According to the tradition of the Gemorah (Gittin 60a), towards the end of this week's parsha (Shemos 34:27) Hashem told Moshe Rabbeinu that he is giving the Jewish people a Torah Shebichsav and a Torah Shebaal Peh, and the covenant with the Jewish people will be based on the Torah Shebaal Peh. When Yehoshua Bin Nun led the Jewish people into Eretz Yisroel, Hashem instructed him to make the written Torah available for all the nations of the world in different languages. The Torah Shebaal Peh, however, is not supposed to be available to others; it is only for the Jewish people. The same possuk also implies that the written Torah should not be recited from memory, rather it should only be read from a sefer. Similarly, the oral Torah may not be read from a sefer and must be recited by heart.
The baalei haTosafos (Temurah 14b) raise the question that our practice often seems to go against this halacha; we recite many passages from the chumash by heart. For example, we recite Shema, Oz Yoshir, and Vayichulu by heart. Tosafos explains that this halacha only applies to a ba'al koreh, who may not recite kerias haTorah by heart when he is reading on behalf of the tzibbur. Based on this interpretation of the Tosafos, the students of the Vilna Gaon (quoted in the sefer Shulchan Hakriya) said that if the person reciting the haftorah is reading from a printed chumash and not from a klaf which contains the entire sefer from which the haftorah is taken, then the congregants in the shul should say the haftorah along with him. Reading from a printed Tanach is considered baal peh and one may not be motzi others with a keriya baal peh. The same is true regarding writing down the Torah Shebaal Peh. The Rambam writes in the introduction to his commentary on Mishnayos that in every generation the chachomim would write "megilas setorim", private notes of halachos of the Torah Shebaal Peh, to make sure that they don't forget them. The halacha derived from the possuk at the end of this week's parsha means that when a rebbe is giving a shiur and transmitting Torah Shebaal Peh to others, the shiur should not be based on reading a text, rather it should be delivered orally.

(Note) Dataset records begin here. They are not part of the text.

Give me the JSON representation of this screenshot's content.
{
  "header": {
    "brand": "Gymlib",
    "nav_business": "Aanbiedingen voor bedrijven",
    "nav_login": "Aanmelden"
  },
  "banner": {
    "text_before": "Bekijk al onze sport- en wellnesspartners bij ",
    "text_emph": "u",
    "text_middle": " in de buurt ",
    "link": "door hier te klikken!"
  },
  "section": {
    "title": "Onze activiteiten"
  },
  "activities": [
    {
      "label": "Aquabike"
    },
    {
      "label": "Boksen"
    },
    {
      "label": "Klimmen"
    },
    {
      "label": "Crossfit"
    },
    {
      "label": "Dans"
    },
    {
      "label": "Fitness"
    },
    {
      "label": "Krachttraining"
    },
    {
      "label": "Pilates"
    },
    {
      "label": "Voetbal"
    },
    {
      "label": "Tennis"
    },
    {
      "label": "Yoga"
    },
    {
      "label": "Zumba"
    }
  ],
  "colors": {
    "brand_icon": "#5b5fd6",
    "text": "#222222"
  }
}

The Gemorah says that nowadays we are all in violation of this halacha. It is generally assumed that the Mishnayos were written down in the days of Ravina and Rav Ashi and from that time on were no longer recited orally but were taught by reading from a text. Many years later, during the period of the gaonim, the Gemorah was written down and from that time on Gemorah has been taught by reading from a text. The Gemorah (Temurah 14B) bases this practice on the possuk (Tehillim 119) that we are permitted to violate the Torah if we do it lesheim Shomayim. The Mishna (Brochos 54a) has several other heterim based on the same possuk in Tehillim, and Rashi there explains that the possuk does not mean to say that one can outright violate a din of the Torah, rather it merely means that we permit one to do something that appears to be prohibited.

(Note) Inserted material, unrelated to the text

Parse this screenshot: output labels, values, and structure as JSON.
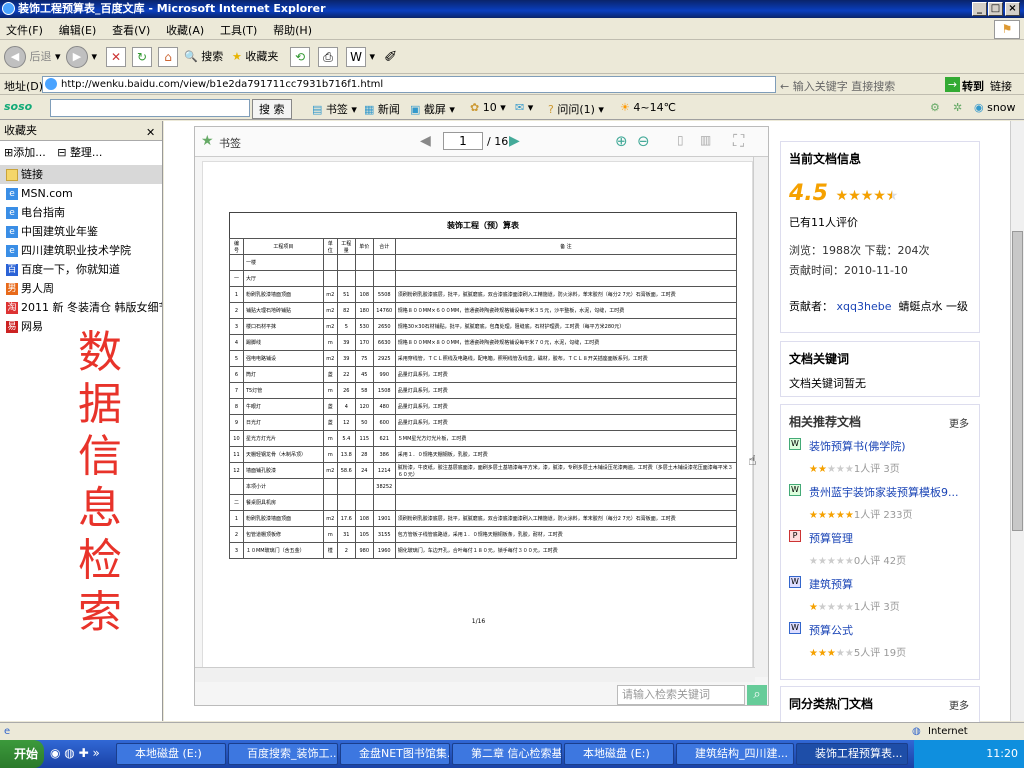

In very rare instances we recommend that one violate the laws of the Torah based on a different principle, not derived from this possuk, which is referred to as chatei bishvil shetizke, roughly translated as, "the ends justify the means". Every legal system provides for such a clause in rare instances. For example: if a woman is in labor at three o'clock in the morning, the police will encourage her husband to drive through the red lights to get to the hospital. Or, if the woman is having a baby on Shabbos, the halacha will permit her husband to drive her to the hospital on Shabbos. However, we would not permit one to steal from others in order to support a yeshiva. The permissibility of a given act depends on which end will be achieved and which means will be used to achieve it.
How can we understand that the teaching of the Mishnayos in the Gemorah from a written text is merely something that appears to be prohibited? Isn't it something that is outright against the halacha? Rav Ovadia Yosef (in his teshuvos) quotes the following explanation from the Sefer Yereiyim: The Chachomim never meant to say that one is violating an aveira if he teaches Torah Shebaal Peh to others from a written text. Rather the Chachomim were saying that the mitzvah beshleimusa of teaching Torah to others can only be fulfilled if you teach it orally. If one transmits Torah Shebaal Peh from a text he is only fulfilling the mitzvah in an incomplete manner. So when the Chachomim recorded the Mishnayos and the Gemorah to serve as the text for the later generations, no aveira was violated but it is only that we are fulfilling the mitzvah of talmud Torah shelo beshleimusa.